45. Jules and Jim (1962), aka Jules et Jim, France, directed by Francois Truffaut
Boys meet girl. Boys love girl. One boy gets girl, then loses her. Other boy tries for girl. And so on, and so on. There's rarely been a wiser movie about unspoken love among messy, self-indulgent bohemians, or about love, period. Jeanne Moreau's Catherine is extraordinary: captivating, crackers, inspiring, tyrannical. Francois Truffaut's romantic masterpiece lives a universe apart from Paul Mazursky's Americanized version, Willie and Phil.

46. The Kingdom (1994), aka Riget, Denmark, directed by Lars von Trier
Lars von Trier's gruesome, poetic four-and-a-half hour movie (it was a miniseries in Denmark) about a haunted Danish hospital is a stinging rejoinder to anyone who says long foreign films are no fun.

47. Lamerica (1994), France/Italy, directed by Gianni Amelio
Neo-neorealist Gianni Amelio takes an irascible Italian yuppie and strands him in Albania, one of the most fabulously desolate and fearsome countries in the world and home to three-and-a-half million people who seem to want nothing more than to get the hell out. A political movie with a throbbing, panicky, bloody human heart.

48. Landscape in the Mist (1988), aka Topio Stin Omichli or Paysage Dans Le Brouillard, Greece/France/Italy, directed by Theo Angelopoulos
Two children wander across the Greek industrial wastelands to find an irrevocably lost father. Theo Angelopoulos's awesome, devastating movies make you hold your breath for fear of missing a frame; this one could change your life.

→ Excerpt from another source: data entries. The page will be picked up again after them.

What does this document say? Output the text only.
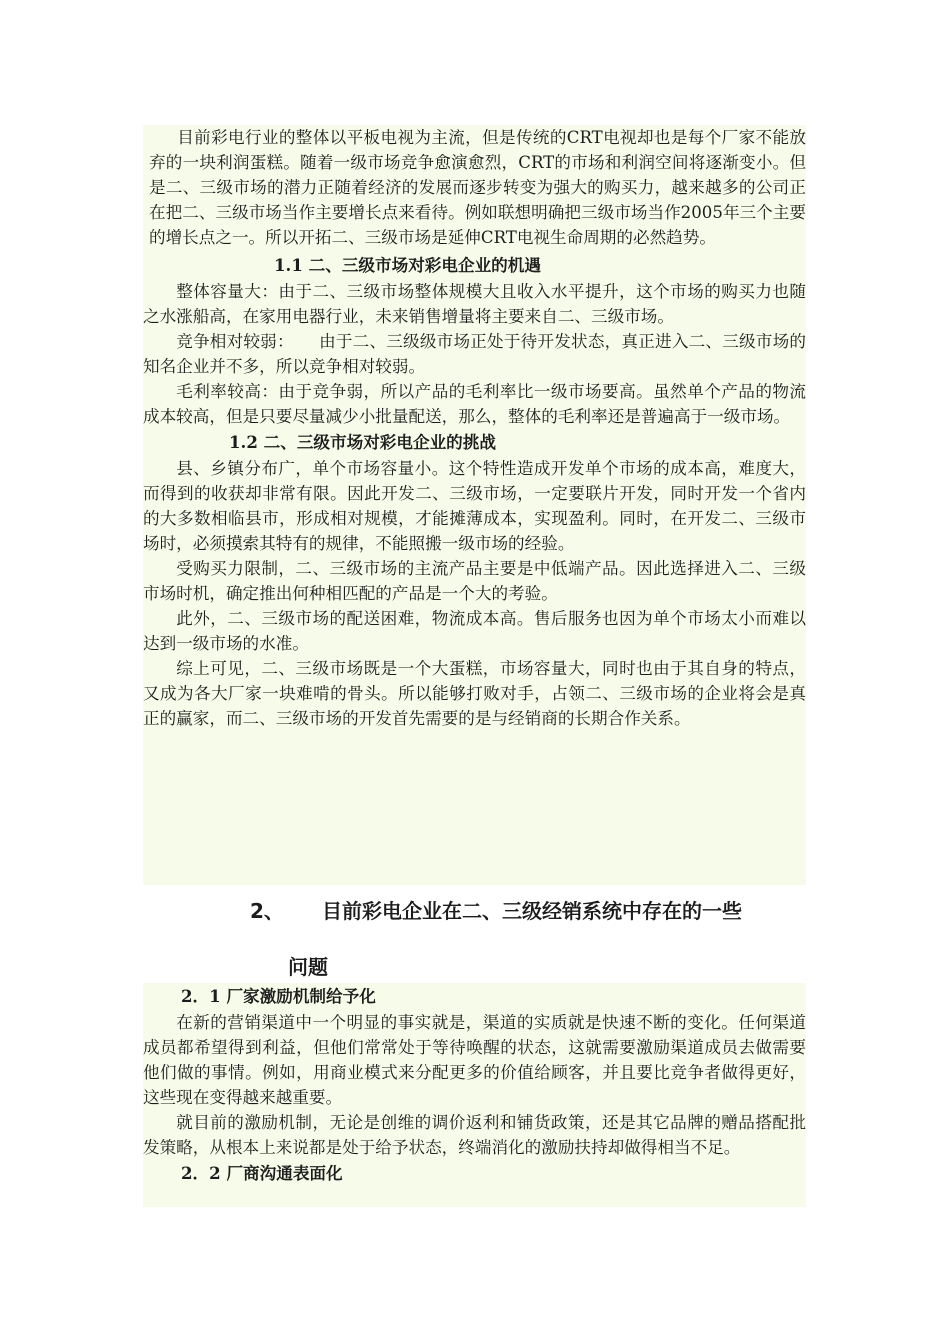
目前彩电行业的整体以平板电视为主流，但是传统的CRT电视却也是每个厂家不能放弃的一块利润蛋糕。随着一级市场竞争愈演愈烈，CRT的市场和利润空间将逐渐变小。但是二、三级市场的潜力正随着经济的发展而逐步转变为强大的购买力，越来越多的公司正在把二、三级市场当作主要增长点来看待。例如联想明确把三级市场当作2005年三个主要的增长点之一。所以开拓二、三级市场是延伸CRT电视生命周期的必然趋势。

1.1 二、三级市场对彩电企业的机遇

整体容量大：由于二、三级市场整体规模大且收入水平提升，这个市场的购买力也随之水涨船高，在家用电器行业，未来销售增量将主要来自二、三级市场。

竞争相对较弱：　　由于二、三级级市场正处于待开发状态，真正进入二、三级市场的知名企业并不多，所以竞争相对较弱。

毛利率较高：由于竞争弱，所以产品的毛利率比一级市场要高。虽然单个产品的物流成本较高，但是只要尽量减少小批量配送，那么，整体的毛利率还是普遍高于一级市场。

1.2 二、三级市场对彩电企业的挑战

县、乡镇分布广，单个市场容量小。这个特性造成开发单个市场的成本高，难度大，而得到的收获却非常有限。因此开发二、三级市场，一定要联片开发，同时开发一个省内的大多数相临县市，形成相对规模，才能摊薄成本，实现盈利。同时，在开发二、三级市场时，必须摸索其特有的规律，不能照搬一级市场的经验。

受购买力限制，二、三级市场的主流产品主要是中低端产品。因此选择进入二、三级市场时机，确定推出何种相匹配的产品是一个大的考验。

此外，二、三级市场的配送困难，物流成本高。售后服务也因为单个市场太小而难以达到一级市场的水准。

综上可见，二、三级市场既是一个大蛋糕，市场容量大，同时也由于其自身的特点，又成为各大厂家一块难啃的骨头。所以能够打败对手，占领二、三级市场的企业将会是真正的赢家，而二、三级市场的开发首先需要的是与经销商的长期合作关系。

2、 目前彩电企业在二、三级经销系统中存在的一些
问题
2．1 厂家激励机制给予化

在新的营销渠道中一个明显的事实就是，渠道的实质就是快速不断的变化。任何渠道成员都希望得到利益，但他们常常处于等待唤醒的状态，这就需要激励渠道成员去做需要他们做的事情。例如，用商业模式来分配更多的价值给顾客，并且要比竞争者做得更好，这些现在变得越来越重要。

就目前的激励机制，无论是创维的调价返利和铺货政策，还是其它品牌的赠品搭配批发策略，从根本上来说都是处于给予状态，终端消化的激励扶持却做得相当不足。

2．2 厂商沟通表面化
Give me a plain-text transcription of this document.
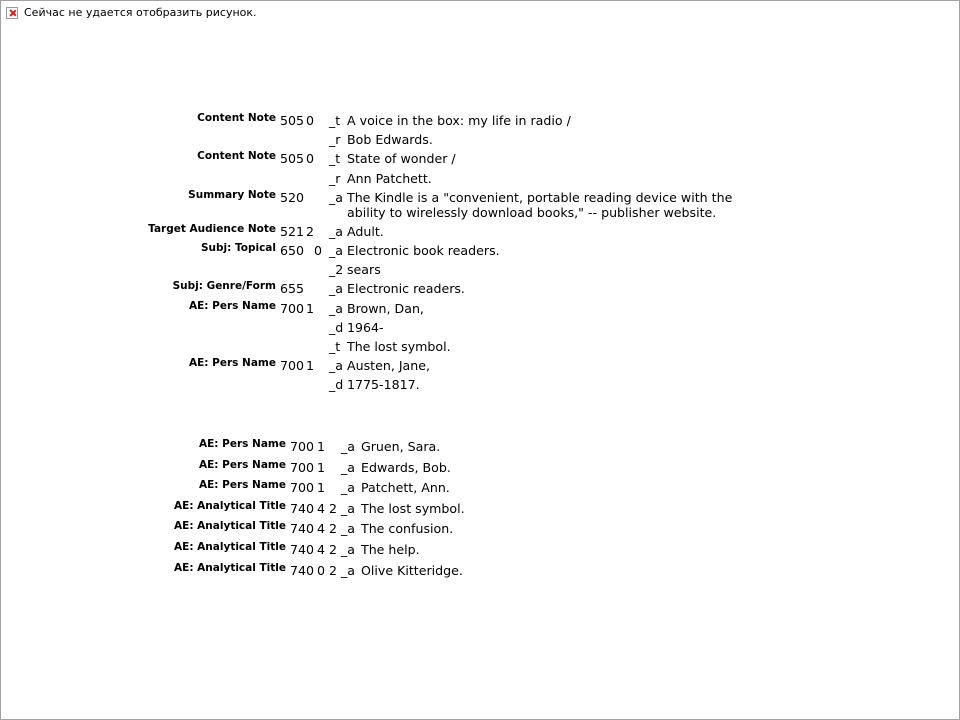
Сейчас не удается отобразить рисунок.
Content Note 505 0 _t A voice in the box: my life in radio /
_r Bob Edwards.
Content Note 505 0 _t State of wonder /
_r Ann Patchett.
Summary Note 520 _a The Kindle is a "convenient, portable reading device with the ability to wirelessly download books," -- publisher website.
Target Audience Note 521 2 _a Adult.
Subj: Topical 650 0 _a Electronic book readers.
_2 sears
Subj: Genre/Form 655 _a Electronic readers.
AE: Pers Name 700 1 _a Brown, Dan,
_d 1964-
_t The lost symbol.
AE: Pers Name 700 1 _a Austen, Jane,
_d 1775-1817.
AE: Pers Name 700 1 _a Gruen, Sara.
AE: Pers Name 700 1 _a Edwards, Bob.
AE: Pers Name 700 1 _a Patchett, Ann.
AE: Analytical Title 740 4 2 _a The lost symbol.
AE: Analytical Title 740 4 2 _a The confusion.
AE: Analytical Title 740 4 2 _a The help.
AE: Analytical Title 740 0 2 _a Olive Kitteridge.
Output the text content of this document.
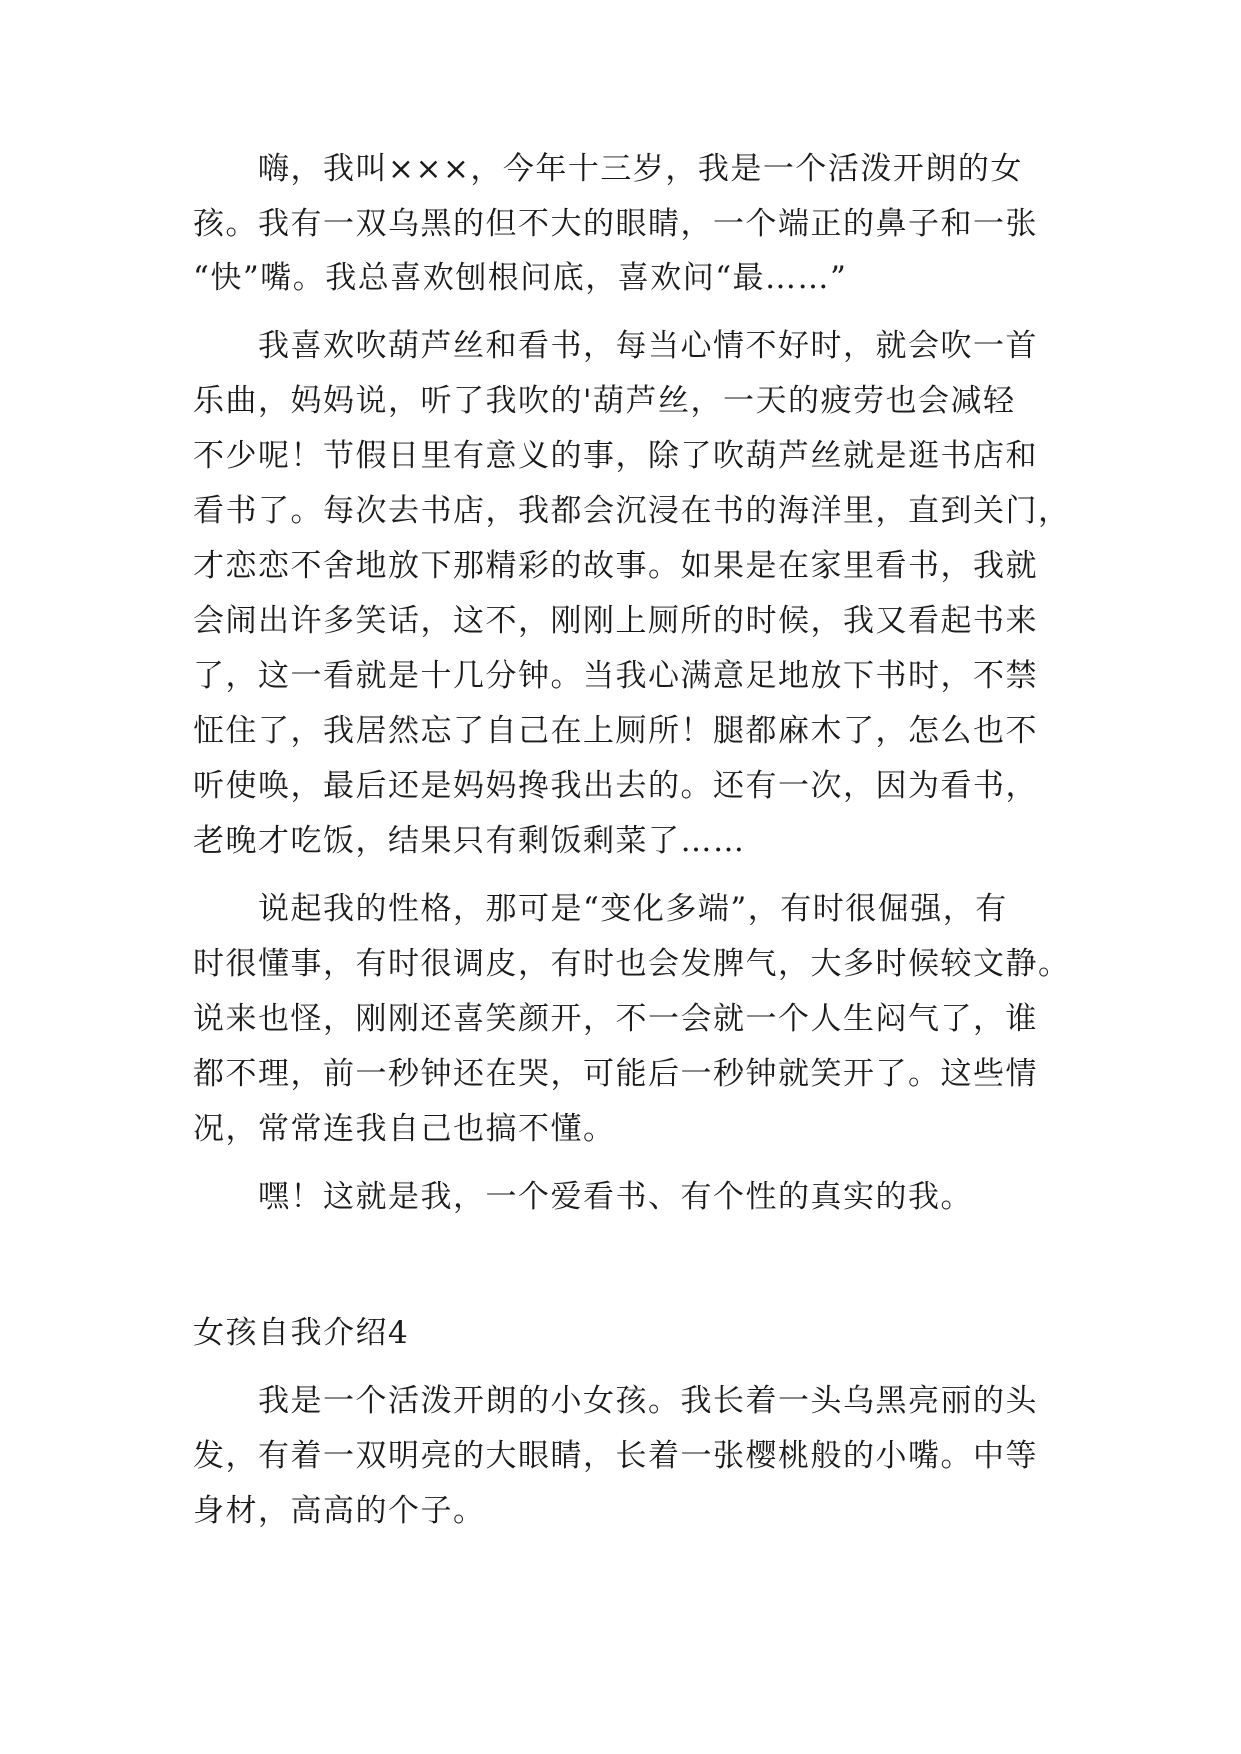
　　嗨，我叫×××，今年十三岁，我是一个活泼开朗的女
孩。我有一双乌黑的但不大的眼睛，一个端正的鼻子和一张
“快”嘴。我总喜欢刨根问底，喜欢问“最……”
　　我喜欢吹葫芦丝和看书，每当心情不好时，就会吹一首
乐曲，妈妈说，听了我吹的'葫芦丝，一天的疲劳也会减轻
不少呢！节假日里有意义的事，除了吹葫芦丝就是逛书店和
看书了。每次去书店，我都会沉浸在书的海洋里，直到关门，
才恋恋不舍地放下那精彩的故事。如果是在家里看书，我就
会闹出许多笑话，这不，刚刚上厕所的时候，我又看起书来
了，这一看就是十几分钟。当我心满意足地放下书时，不禁
怔住了，我居然忘了自己在上厕所！腿都麻木了，怎么也不
听使唤，最后还是妈妈搀我出去的。还有一次，因为看书，
老晚才吃饭，结果只有剩饭剩菜了……
　　说起我的性格，那可是“变化多端”，有时很倔强，有
时很懂事，有时很调皮，有时也会发脾气，大多时候较文静。
说来也怪，刚刚还喜笑颜开，不一会就一个人生闷气了，谁
都不理，前一秒钟还在哭，可能后一秒钟就笑开了。这些情
况，常常连我自己也搞不懂。
　　嘿！这就是我，一个爱看书、有个性的真实的我。
女孩自我介绍4
　　我是一个活泼开朗的小女孩。我长着一头乌黑亮丽的头
发，有着一双明亮的大眼睛，长着一张樱桃般的小嘴。中等
身材，高高的个子。
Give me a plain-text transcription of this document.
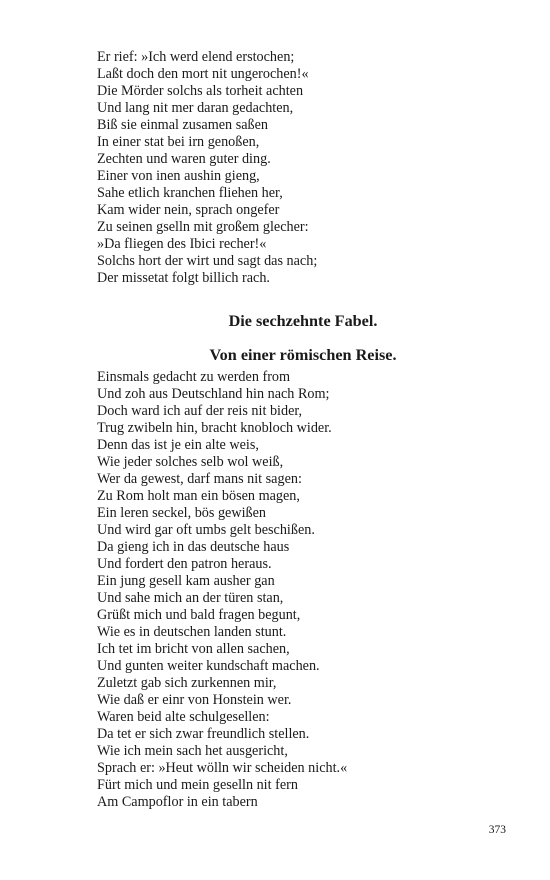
Er rief: »Ich werd elend erstochen;
Laßt doch den mort nit ungerochen!«
Die Mörder solchs als torheit achten
Und lang nit mer daran gedachten,
Biß sie einmal zusamen saßen
In einer stat bei irn genoßen,
Zechten und waren guter ding.
Einer von inen aushin gieng,
Sahe etlich kranchen fliehen her,
Kam wider nein, sprach ongefer
Zu seinen gselln mit großem glecher:
»Da fliegen des Ibici recher!«
Solchs hort der wirt und sagt das nach;
Der missetat folgt billich rach.
Die sechzehnte Fabel.
Von einer römischen Reise.
Einsmals gedacht zu werden from
Und zoh aus Deutschland hin nach Rom;
Doch ward ich auf der reis nit bider,
Trug zwibeln hin, bracht knobloch wider.
Denn das ist je ein alte weis,
Wie jeder solches selb wol weiß,
Wer da gewest, darf mans nit sagen:
Zu Rom holt man ein bösen magen,
Ein leren seckel, bös gewißen
Und wird gar oft umbs gelt beschißen.
Da gieng ich in das deutsche haus
Und fordert den patron heraus.
Ein jung gesell kam ausher gan
Und sahe mich an der türen stan,
Grüßt mich und bald fragen begunt,
Wie es in deutschen landen stunt.
Ich tet im bricht von allen sachen,
Und gunten weiter kundschaft machen.
Zuletzt gab sich zurkennen mir,
Wie daß er einr von Honstein wer.
Waren beid alte schulgesellen:
Da tet er sich zwar freundlich stellen.
Wie ich mein sach het ausgericht,
Sprach er: »Heut wölln wir scheiden nicht.«
Fürt mich und mein geselln nit fern
Am Campoflor in ein tabern
373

49. Last Year at Marienbad (1961), aka L'Anee Derniere a Marienbad, France/Italy, directed by Alain Resnais
Or was it Friedrichsbad? In Alain Resnais's enigma wrapped in an enigma, the visuals are like a 93-minute Calvin Klein commercial where no one's trying to sell you anything--gorgeous, ghostly sleepwalkers float through the hallways, lounges and restaurants of the grandest of grand hotels. Giorgio Albertazzi, for instance, can't remember whether, or even where, he and sleek Delphine Seyrig had an affair. Silly boy, with a face and trendsetting haircut like Seyrig's, who could possibly forget?

50. Lola (1961), aka Donna di Vita, France/Italy, directed by Jacques Demy
A fairy-tale romance, but filmed in the gritty realism of the seaport where director Jacques Demy grew up. It's a tribute to Max Ophuls, and a hymn to Anouk Aimee, as well as to comic irony, coincidence, wide screen, black and white and the sheer radiance of cinema.